Un’ora di silenzio in grado di divertire e far riflettere. In questo sta la forza dello spettacolo del Collectif faim de loup presentato in seconda serata ieri a Play Festival, una rappresentazione brillante ma leggera sul difficile tema della migrazione e dei migranti.
La compagnia belga racconta l’epopea di due donne: costrette ad abbandonare la propria casa, racchiudono la propria esistenza in due bauli che diventano gli elementi scenici fondamentali intorno a cui si sviluppa la partitura fisica delle attrici, allieve diligenti sebbene non innovatrici del metodo Lecoq.

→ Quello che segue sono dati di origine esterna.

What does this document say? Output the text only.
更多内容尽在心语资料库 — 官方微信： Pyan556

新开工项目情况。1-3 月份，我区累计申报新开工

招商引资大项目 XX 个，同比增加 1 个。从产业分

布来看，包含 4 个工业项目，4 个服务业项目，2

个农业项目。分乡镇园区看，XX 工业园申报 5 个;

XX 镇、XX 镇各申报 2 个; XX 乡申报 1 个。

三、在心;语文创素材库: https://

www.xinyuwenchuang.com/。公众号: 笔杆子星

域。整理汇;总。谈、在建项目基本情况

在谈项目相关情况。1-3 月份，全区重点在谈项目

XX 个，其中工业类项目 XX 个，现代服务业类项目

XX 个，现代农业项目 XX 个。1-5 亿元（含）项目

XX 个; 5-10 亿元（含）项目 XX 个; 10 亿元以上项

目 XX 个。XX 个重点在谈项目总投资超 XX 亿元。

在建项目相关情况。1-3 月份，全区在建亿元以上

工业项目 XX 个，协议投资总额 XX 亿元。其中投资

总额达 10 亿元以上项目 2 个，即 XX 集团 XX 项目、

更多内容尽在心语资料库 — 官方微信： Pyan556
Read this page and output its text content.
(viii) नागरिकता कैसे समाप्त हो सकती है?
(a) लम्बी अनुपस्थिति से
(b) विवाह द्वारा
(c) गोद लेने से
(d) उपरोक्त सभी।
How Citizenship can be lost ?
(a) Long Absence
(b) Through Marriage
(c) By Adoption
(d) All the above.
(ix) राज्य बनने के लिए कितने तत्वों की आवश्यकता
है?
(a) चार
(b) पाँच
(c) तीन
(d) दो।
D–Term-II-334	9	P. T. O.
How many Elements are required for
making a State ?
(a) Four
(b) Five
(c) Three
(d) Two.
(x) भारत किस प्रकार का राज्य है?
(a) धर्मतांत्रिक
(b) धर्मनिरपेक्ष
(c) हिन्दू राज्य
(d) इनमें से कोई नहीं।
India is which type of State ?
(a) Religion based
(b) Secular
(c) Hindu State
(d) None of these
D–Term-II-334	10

Tuttavia l’assenza della parola pesa sulla messa in scena che, pur avvalendosi di un disegno luci ed una colonna sonora molto efficaci e forse fin troppo complesse, non riesce a sopperire alla mancanza di pathos insita nella propria impostazione circense e cabarettistica.
Lo spettacolo rimane comunque interessante poiché, oltre a strappare un sorriso o una risata su temi tradizionalmente affrontati in maniera seriosa e superficiale, introduce alcuni elementi originali nella regia – ottimamente sfruttato l’espediente di un finto finale – e nella scenografia, a partire dai bauli che ne costituiscono l’ossatura.